If the multiplier is 10x, for every $100 deposited into a bank up to $1,000 of new credit money is created through this mechanism. The M2 measure of the money supply, which includes the effects of fractional reserve banking and credit, was actually quite stable during this period. Below are graphs of the M0 and M2 money supply measures.
So where did all the M0 money go if it wasn’t multiplied through the credit system? The answer is that banks and financial institutions hoarded the money in order to shore up their own balance sheets and regain profitability. Banks still had bad loans and toxic assets on their balance sheets as a result of the housing bubble burst and its aftershocks. The extra cash on hand made their financial picture look a whole lot better.
As the economy has recovered and the Fed has begun tapering its interventions, the money being held by banks is being returned to the Fed slowly in the form of interest payments on the debts purchased during QE. Meanwhile, the U.S. economy, on the whole, has remained productive and growing.
What Is Hyperinflation?
Hyperinflation refers to rapid and large price increases in an economy. It is sometimes defined as inflation rates of more than 50% in a given month.
What Are Some Examples of Hyperinflations?
Although often hyped, hyperinflation is actually a rare event for developed economies. It has several times throughout history in places such as Germany in the 1920s, China in the 1930s, Hungary in the 1940s, Argentina in the 1980s, Russian and Yugoslavia in the 1990s, and Zimbabwe in the 2000s.
What Is the Highest Inflation Rate Seen in the U.S. So Far?
In 1778, the inflation rate for America’s fledgling economy was close to 30%. In 1917, during the height of World War I, CPI inflation reached 17%. In 1980, during the oil crisis and stagflation, inflation stood at 13.5%.
The Bottom Line
Many feared that QE would spell hyperinflation for the U.S. economy following the economic crisis of 2008. The crisis, however, was largely a deflationary phenomenon and the money being injected into the system by QE, as seen by the spike in the M0 monetary base, was by and large retained by the financial sector, with the more important M2 money supply remained fairly stable.

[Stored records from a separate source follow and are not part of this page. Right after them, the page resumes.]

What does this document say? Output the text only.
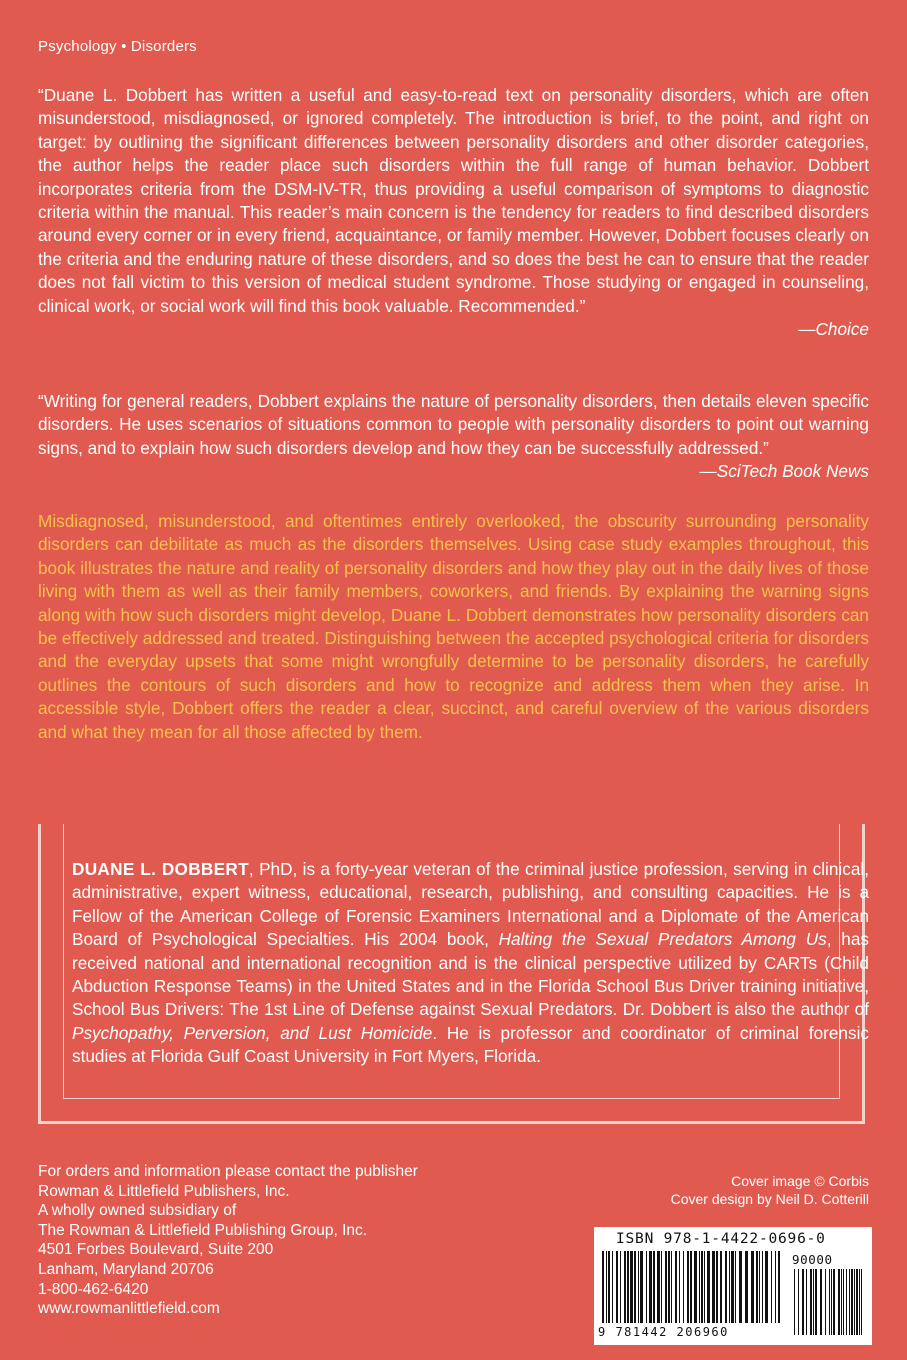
Psychology • Disorders

“Duane L. Dobbert has written a useful and easy-to-read text on personality disorders, which are often misunderstood, misdiagnosed, or ignored completely. The introduction is brief, to the point, and right on target: by outlining the significant differences between personality disorders and other disorder categories, the author helps the reader place such disorders within the full range of human behavior. Dobbert incorporates criteria from the DSM-IV-TR, thus providing a useful comparison of symptoms to diagnostic criteria within the manual. This reader’s main concern is the tendency for readers to find described disorders around every corner or in every friend, acquaintance, or family member. However, Dobbert focuses clearly on the criteria and the enduring nature of these disorders, and so does the best he can to ensure that the reader does not fall victim to this version of medical student syndrome. Those studying or engaged in counseling, clinical work, or social work will find this book valuable. Recommended.”
—Choice

“Writing for general readers, Dobbert explains the nature of personality disorders, then details eleven specific disorders. He uses scenarios of situations common to people with personality disorders to point out warning signs, and to explain how such disorders develop and how they can be successfully addressed.”
—SciTech Book News

Misdiagnosed, misunderstood, and oftentimes entirely overlooked, the obscurity surrounding personality disorders can debilitate as much as the disorders themselves. Using case study examples throughout, this book illustrates the nature and reality of personality disorders and how they play out in the daily lives of those living with them as well as their family members, coworkers, and friends. By explaining the warning signs along with how such disorders might develop, Duane L. Dobbert demonstrates how personality disorders can be effectively addressed and treated. Distinguishing between the accepted psychological criteria for disorders and the everyday upsets that some might wrongfully determine to be personality disorders, he carefully outlines the contours of such disorders and how to recognize and address them when they arise. In accessible style, Dobbert offers the reader a clear, succinct, and careful overview of the various disorders and what they mean for all those affected by them.

DUANE L. DOBBERT, PhD, is a forty-year veteran of the criminal justice profession, serving in clinical, administrative, expert witness, educational, research, publishing, and consulting capacities. He is a Fellow of the American College of Forensic Examiners International and a Diplomate of the American Board of Psychological Specialties. His 2004 book, Halting the Sexual Predators Among Us, has received national and international recognition and is the clinical perspective utilized by CARTs (Child Abduction Response Teams) in the United States and in the Florida School Bus Driver training initiative, School Bus Drivers: The 1st Line of Defense against Sexual Predators. Dr. Dobbert is also the author of Psychopathy, Perversion, and Lust Homicide. He is professor and coordinator of criminal forensic studies at Florida Gulf Coast University in Fort Myers, Florida.

For orders and information please contact the publisher
Rowman & Littlefield Publishers, Inc.
A wholly owned subsidiary of
The Rowman & Littlefield Publishing Group, Inc.
4501 Forbes Boulevard, Suite 200
Lanham, Maryland 20706
1-800-462-6420
www.rowmanlittlefield.com
Cover image © Corbis
Cover design by Neil D. Cotterill
ISBN 978-1-4422-0696-0
90000
9 781442 206960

Hyperinflation is an exponential rise in prices and tends to occur not when countries print too much money; instead, it is associated with a collapse in the real underlying economy. The printing of money is a desperate effort to maintain stability and prevent production from coming to a halt, as what happened in post-WWI Germany and during the 2000s when Mugabe headed the government of Zimbabwe. On the other hand, the U.S. economy remained productive during the period of the Great Recession and only saw very modest increases in inflation.